Foo.Bridge.dll implements the interfaced defined in Foo.Contract.dll by delegating to Foo.dll.
As mentioned earlier, the .NET application doesn’t link to Foo.Bridge.dll directly, instead it loads the DLL at runtime. All it needs to know are the DLL name and the name of the class that implements the façade interface. We could add an entry in the appSettings section of the configuration file. For example:
<configuration> <appSettings> <add key="Foo.IFacade" value="Foo.Bridge.dll, FacadeImpl" /> </appSettings> </configuration>
The key is the façade interface name. The value contains the DLL name and the class name. At runtime, the .NET application loads the DLL, finds the Type object representing the Façade class, and calls the Activator.CreateInstance() method to create an instance of the class and casts to Foo.IFacade.

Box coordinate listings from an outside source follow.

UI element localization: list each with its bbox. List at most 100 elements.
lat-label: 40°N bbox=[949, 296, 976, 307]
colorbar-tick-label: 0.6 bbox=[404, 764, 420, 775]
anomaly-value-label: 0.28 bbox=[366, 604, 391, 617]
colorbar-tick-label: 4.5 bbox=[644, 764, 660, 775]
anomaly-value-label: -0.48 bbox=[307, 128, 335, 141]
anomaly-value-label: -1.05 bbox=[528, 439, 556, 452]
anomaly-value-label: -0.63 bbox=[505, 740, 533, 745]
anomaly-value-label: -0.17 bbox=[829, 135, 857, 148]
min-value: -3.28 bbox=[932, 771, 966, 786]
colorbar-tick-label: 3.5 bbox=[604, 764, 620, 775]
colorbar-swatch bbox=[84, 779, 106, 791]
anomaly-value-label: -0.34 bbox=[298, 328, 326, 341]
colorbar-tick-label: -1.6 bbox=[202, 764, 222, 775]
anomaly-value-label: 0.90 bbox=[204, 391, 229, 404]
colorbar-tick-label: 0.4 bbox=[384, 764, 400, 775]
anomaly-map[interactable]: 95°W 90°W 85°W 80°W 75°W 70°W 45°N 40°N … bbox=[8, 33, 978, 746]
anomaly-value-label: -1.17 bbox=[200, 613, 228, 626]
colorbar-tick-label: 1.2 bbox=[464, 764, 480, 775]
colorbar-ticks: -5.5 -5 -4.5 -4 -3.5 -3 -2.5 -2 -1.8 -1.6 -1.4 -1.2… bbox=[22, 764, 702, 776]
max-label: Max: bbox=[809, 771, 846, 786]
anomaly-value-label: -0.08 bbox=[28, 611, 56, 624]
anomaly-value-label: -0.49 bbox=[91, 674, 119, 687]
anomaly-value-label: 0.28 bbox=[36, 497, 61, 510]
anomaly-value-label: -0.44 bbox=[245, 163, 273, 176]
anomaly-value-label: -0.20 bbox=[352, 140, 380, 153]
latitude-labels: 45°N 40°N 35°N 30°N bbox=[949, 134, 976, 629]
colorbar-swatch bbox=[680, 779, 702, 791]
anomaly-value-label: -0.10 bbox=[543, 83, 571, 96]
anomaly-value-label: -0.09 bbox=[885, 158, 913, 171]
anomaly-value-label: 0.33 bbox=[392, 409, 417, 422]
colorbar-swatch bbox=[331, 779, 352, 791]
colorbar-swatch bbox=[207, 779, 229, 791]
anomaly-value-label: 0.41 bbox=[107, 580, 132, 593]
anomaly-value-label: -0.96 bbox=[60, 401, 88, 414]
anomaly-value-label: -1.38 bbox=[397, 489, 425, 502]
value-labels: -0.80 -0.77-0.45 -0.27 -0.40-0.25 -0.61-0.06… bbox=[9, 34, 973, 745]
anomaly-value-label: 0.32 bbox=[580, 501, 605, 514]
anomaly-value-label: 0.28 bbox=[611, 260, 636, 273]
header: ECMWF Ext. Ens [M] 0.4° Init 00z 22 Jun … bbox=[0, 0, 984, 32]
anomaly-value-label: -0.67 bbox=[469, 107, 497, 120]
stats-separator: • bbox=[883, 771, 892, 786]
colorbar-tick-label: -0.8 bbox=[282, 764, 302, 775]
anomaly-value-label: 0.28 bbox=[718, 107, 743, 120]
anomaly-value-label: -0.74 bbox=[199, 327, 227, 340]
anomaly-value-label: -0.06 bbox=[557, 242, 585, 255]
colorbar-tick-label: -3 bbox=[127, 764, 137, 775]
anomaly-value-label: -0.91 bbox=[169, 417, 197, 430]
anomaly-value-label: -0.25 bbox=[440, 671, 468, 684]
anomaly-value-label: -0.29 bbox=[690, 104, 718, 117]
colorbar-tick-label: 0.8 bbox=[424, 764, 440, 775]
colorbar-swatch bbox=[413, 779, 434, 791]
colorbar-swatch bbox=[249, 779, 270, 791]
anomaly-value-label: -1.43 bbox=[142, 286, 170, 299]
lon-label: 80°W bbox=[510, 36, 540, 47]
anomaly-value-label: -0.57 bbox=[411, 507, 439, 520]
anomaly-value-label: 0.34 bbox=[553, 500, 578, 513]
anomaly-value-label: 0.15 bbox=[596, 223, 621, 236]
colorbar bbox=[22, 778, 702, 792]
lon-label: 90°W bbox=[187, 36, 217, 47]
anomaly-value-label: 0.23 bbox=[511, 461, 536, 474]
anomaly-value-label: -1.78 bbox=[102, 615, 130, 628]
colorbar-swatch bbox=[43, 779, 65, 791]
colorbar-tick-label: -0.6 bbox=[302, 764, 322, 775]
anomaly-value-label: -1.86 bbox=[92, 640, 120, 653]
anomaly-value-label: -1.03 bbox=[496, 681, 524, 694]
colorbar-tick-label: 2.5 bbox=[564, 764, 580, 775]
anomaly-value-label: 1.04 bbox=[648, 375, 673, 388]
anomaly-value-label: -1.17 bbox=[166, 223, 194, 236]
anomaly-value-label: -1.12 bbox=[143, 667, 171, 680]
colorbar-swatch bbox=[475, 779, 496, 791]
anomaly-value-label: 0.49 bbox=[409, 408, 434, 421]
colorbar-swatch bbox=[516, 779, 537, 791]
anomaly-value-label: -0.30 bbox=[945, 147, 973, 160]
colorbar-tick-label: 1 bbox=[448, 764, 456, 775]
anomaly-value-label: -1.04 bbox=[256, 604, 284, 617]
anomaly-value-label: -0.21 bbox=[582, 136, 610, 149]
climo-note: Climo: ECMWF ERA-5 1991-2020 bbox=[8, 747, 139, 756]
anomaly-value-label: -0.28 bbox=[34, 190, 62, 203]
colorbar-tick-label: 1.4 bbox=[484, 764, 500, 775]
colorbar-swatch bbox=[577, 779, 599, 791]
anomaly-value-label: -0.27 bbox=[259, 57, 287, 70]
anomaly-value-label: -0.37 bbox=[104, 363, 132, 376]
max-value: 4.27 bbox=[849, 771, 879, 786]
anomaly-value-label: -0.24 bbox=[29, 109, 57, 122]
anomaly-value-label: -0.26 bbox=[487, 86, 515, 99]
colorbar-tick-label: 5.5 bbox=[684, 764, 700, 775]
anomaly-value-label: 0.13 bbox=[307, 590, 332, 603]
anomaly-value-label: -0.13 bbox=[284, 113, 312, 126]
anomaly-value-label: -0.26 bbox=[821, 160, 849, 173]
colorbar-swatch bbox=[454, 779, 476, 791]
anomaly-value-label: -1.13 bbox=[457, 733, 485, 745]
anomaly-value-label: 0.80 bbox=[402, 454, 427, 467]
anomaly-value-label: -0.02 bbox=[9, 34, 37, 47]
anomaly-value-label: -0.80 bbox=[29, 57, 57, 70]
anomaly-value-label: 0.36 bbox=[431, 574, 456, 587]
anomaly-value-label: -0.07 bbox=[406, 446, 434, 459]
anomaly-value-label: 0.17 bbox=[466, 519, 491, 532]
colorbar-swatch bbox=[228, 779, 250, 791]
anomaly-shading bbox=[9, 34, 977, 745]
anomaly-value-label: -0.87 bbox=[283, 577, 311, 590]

From then on, you can use all functionality defined in Foo.Contract.dll.
If, in future, we want to replace Foo.dll with a pure .NET DLL, say, Foo.Managed.dll (that implements the interfaces defined in Foo.Contract.dll), we can simply modify the setting to
<add key="Foo.IFacade" value="Foo.Managed.dll, FooFacade" />
And the application should just work without re-complication.
This approach allows us to replace unmanaged DLLs with managed DLLs without having to modify or even recompile the application, thus achieving “close to modification and open to extension” (the open-closed principle). And it forces us to design a sound API, which also makes the bridge unit-testable.